Stewart v. State

70 S.W.3d 309 | Tex. App. | 2002

OPINION ON PETITION FOR DISCRETIONARY REVIEW

REX D. DAVIS, Chief Justice.

On December 12, 2001, we issued an opinion and judgment affirming the conviction in our cause number 10-00-62-CR and reversing a portion of the judgment under review in our cause number 10-00-63-CR. We remanded the latter cause to the trial court for a new punishment hearing. The State tendered a petition for discretionary review to this Court on January 11, 2002, seeking review of our decision in cause number 10-00-63-CR. In accordance with Rule of Appellate Procedure 50, we issue this modified opinion within thirty days after the State filed its petition for discretionary review. See Tex. R.App. P. 50; Puente v. State, 48 S.W.3d 379, 383 (Tex.App.-Waco 2001, pet. granted).1

Background

Stewart and a passenger, Bernadette Esparza, were driving home together from a club when Stewart’s truck overturned as he was passing another car. The truck rolled over several times, ejecting Esparza. Esparza died shortly thereafter. A grand jury presented separate indictments *312against Donald Stewart for failure to stop and render aid (“FSRA”) and manslaughter.

After a combined trial on both charges, a jury convicted him of FSRA and criminally negligent homicide, a lesser included offense of the manslaughter charge. The jury sentenced him to three years’ confinement for FSRA and three-and-one-half years’ confinement for criminally negligent homicide.

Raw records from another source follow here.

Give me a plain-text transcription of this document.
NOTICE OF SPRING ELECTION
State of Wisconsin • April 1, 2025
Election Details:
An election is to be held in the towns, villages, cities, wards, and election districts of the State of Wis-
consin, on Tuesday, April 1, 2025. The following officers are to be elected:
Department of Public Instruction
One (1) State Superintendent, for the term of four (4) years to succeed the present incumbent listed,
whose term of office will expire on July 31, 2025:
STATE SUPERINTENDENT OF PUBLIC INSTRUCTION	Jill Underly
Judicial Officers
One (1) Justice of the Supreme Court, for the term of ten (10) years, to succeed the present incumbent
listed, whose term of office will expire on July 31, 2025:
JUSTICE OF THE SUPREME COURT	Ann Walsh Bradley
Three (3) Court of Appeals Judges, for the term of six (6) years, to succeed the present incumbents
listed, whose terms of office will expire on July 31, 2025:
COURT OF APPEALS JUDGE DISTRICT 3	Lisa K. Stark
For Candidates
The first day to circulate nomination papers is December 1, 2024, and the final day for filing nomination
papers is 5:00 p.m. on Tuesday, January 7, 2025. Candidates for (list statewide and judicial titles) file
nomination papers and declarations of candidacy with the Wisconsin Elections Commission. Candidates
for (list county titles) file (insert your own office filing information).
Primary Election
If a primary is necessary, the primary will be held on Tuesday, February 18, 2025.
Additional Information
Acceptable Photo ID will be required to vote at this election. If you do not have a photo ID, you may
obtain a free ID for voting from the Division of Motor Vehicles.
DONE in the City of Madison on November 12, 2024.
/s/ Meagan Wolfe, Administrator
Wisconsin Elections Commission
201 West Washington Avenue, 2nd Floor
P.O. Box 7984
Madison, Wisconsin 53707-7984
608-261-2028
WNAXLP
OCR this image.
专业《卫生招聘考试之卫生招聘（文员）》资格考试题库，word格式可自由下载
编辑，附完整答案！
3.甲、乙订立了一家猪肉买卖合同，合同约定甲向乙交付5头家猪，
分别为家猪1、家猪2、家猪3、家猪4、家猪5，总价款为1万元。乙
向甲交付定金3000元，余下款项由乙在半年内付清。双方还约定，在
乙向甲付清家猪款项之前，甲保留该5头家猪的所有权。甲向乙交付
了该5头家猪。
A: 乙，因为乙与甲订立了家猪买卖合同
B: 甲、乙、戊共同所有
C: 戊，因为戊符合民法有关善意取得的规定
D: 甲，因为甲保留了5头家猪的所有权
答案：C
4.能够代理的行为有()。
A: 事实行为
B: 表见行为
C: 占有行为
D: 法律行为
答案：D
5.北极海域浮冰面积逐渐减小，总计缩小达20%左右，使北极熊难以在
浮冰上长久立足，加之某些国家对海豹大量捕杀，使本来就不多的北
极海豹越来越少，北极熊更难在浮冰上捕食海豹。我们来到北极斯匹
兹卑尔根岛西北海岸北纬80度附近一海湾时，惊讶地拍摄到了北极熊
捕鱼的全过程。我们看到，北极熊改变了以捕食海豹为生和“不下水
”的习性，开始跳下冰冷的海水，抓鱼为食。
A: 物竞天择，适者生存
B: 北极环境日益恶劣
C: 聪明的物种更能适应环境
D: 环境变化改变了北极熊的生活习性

Stewart perfected a separate appeal for each conviction.

In the FSRA appeal, docketed in this Court under cause number 10-00-062-CR, Stewart claims in two points that: 1) the evidence is factually insufficient to support a conviction; and 2) the trial court’s punishment charge in the criminally negligent homicide case improperly influenced the jury’s assessment of punishment for FSRA. With regard to the criminally negligent homicide appeal, docketed in this Court under cause number 10-00-063-CR, Stewart alleges in four points that the trial court erred: 1) because the evidence is legally and factually insufficient to support the conviction for criminally negligent homicide; 2) by denying his motion to quash the indictment; 3) by failing to instruct the jury on concurrent causation; and 4) during the punishment phase by not requiring the jury to make a deadly weapon finding.

Legal and Factual Sufficiency

Stewart argues in the first point of his FSRA appeal that the evidence is factually insufficient to support a conviction for failure to stop and render aid. He also contends in the first point of his homicide appeal that the evidence is legally and factually insufficient to support a conviction for criminally negligent homicide.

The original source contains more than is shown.